The idea of a president that I had in mind, was not someone who makes all decisions, but the person who holds themselves responsible for the performance of the project. If the project has a coherent vision already, the president has no need to provide one, but it's the president's job to worry about whether we have vision or not, and do what they need to, to make sure we don't lose track of that. If you don't know it already, I highly recommend Jim Collins' work on 'level 5 leadership' [1]
Still doesn't sound like the need for a president to me
" the person who holds themselves responsible for the performance of the project"
sounds more like the role of the "core" group (adding plural to persons) to me, and cannot be pushed of to an official president.
Except that, in the past, having multiple people taking decisions has led to the situation where no-one feels themselves accountable for the result, hence this situation tends to lead to stagnation.

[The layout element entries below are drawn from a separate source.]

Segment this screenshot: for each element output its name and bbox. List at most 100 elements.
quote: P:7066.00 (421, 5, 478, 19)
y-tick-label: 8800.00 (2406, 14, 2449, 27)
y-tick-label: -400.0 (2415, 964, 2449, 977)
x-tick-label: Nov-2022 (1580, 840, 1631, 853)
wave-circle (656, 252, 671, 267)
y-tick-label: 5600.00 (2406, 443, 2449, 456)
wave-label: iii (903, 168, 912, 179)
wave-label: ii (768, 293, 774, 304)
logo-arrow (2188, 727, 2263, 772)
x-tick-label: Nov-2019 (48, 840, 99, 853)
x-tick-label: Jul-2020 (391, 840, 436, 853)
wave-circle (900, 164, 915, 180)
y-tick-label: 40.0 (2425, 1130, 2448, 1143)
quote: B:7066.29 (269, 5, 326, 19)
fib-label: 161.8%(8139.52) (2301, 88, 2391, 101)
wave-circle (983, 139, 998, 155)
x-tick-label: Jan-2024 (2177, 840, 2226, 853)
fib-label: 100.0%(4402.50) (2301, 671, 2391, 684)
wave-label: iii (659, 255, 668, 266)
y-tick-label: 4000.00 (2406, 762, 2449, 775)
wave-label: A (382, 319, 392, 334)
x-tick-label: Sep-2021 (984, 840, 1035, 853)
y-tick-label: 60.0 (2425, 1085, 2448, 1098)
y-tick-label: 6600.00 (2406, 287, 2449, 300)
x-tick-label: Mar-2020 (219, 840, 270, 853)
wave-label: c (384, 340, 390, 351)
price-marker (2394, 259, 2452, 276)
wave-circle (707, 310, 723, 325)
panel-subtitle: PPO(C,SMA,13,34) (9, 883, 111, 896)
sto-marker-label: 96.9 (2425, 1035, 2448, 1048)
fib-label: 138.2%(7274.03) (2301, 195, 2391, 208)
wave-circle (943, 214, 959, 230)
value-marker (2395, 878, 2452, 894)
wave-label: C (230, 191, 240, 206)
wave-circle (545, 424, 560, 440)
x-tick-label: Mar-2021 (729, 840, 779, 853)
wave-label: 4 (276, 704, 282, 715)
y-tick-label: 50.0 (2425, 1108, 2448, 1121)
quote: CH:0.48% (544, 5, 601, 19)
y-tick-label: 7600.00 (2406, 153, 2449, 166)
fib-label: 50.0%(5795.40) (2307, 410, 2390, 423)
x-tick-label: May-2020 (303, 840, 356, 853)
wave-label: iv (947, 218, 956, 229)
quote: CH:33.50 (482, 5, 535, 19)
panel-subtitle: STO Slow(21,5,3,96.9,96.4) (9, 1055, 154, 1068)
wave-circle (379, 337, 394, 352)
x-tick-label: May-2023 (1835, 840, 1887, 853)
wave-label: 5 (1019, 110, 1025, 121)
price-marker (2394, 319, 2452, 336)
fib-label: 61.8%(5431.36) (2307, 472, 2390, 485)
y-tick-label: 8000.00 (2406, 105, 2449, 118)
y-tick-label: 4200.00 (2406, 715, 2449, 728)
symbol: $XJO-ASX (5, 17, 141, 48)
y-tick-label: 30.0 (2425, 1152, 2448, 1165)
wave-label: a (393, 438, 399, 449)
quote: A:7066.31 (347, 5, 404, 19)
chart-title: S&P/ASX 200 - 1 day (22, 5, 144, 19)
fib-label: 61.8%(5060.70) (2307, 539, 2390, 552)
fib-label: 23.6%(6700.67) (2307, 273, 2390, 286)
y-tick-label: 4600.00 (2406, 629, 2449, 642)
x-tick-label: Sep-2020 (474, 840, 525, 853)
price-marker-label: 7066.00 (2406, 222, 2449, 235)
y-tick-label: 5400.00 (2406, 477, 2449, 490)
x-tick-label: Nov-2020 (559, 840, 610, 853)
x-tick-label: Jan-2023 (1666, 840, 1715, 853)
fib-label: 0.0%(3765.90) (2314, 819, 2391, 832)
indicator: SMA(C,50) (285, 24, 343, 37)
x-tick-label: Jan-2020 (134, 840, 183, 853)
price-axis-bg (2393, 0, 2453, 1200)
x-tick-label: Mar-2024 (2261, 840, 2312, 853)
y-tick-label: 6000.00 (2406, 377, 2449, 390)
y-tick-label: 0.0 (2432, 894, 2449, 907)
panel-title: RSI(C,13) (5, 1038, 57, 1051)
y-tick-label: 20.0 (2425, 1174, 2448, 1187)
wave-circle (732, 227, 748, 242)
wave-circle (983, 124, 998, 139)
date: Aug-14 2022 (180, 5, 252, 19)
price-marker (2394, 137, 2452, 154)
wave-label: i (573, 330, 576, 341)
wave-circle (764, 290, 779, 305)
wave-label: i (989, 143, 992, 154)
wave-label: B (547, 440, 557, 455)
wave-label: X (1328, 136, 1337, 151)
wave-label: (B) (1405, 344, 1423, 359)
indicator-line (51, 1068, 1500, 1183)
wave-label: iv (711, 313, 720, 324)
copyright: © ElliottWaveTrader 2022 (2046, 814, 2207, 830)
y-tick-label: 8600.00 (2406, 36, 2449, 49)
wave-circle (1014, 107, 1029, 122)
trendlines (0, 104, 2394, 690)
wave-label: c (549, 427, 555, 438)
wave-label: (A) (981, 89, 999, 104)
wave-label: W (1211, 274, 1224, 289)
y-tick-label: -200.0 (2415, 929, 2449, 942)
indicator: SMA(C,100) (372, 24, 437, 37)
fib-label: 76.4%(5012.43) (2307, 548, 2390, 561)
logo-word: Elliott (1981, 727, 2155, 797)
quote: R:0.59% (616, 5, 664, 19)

Frankly, I am failing to see the direction of these arguments. One thing to remember, that a "core" group is much like a BDFL/president with multiple personalities ;), and a "core" group is not a fixed Oligarchy. Anyone able and willing should be in it and the governance document is clear about that I think (of course nothing is perfect, but we can try). There is the thing of "how". I simply fail to see how the president can even be defined considering the size of the numpy development team (say 10, most of whom are busy with other things most of the time). Also, I fail to see how the president would be any more useful then the agreement of some tasks being handled by some people who are enthusiastic about them (note those do not even have to be in the "core" group for starters, though they should become part of it quickly). This is a community effort and I am starting to feel that the ideas you are giving are from a different management/company context. The goal of the governance is to show how and hopefully make it easy for *anyone* to provide vision. We do not need a manager who decides how to focus allocate resources, instead we must tell everyone that we are happy about any help we can get, and that anyone can pick up a topic they are enthusiastic about and drive numpy ahead. And considering accountability, that help may well amount in saying: "Do NOT do this." A "president" willing to run for such an election, should have a specific vision? Why should they be special to implement it? Note this is also the case in BDFL organizations. If you have a vision to improve python, it does not really matter if you happen to be Guido. You write a PEP and, if people like it, it will be implemented. At the same time we *must* have a well defined form of governance also for organizational things. Right now we cannot even decide on putting someone in charge of overseeing our NumFOCUS donations. NumPy could not even spend its own money! Sorry, getting way too long :(.... - Sebastian
Nathaniel to push and organize the discussion, Chuck for continuity, and several core developers for detailed ideas and implementation, and a large number of contributors. (stylized roles) and noisy mailing list for feedback and discussion.
Given the size of the numpy development group, numpy needs individuals for the vision and to push things not a president, vice-presidents and assistant vice-presidents, IMO.
Yes, if the roles were honorary and administrative, they would not be useful.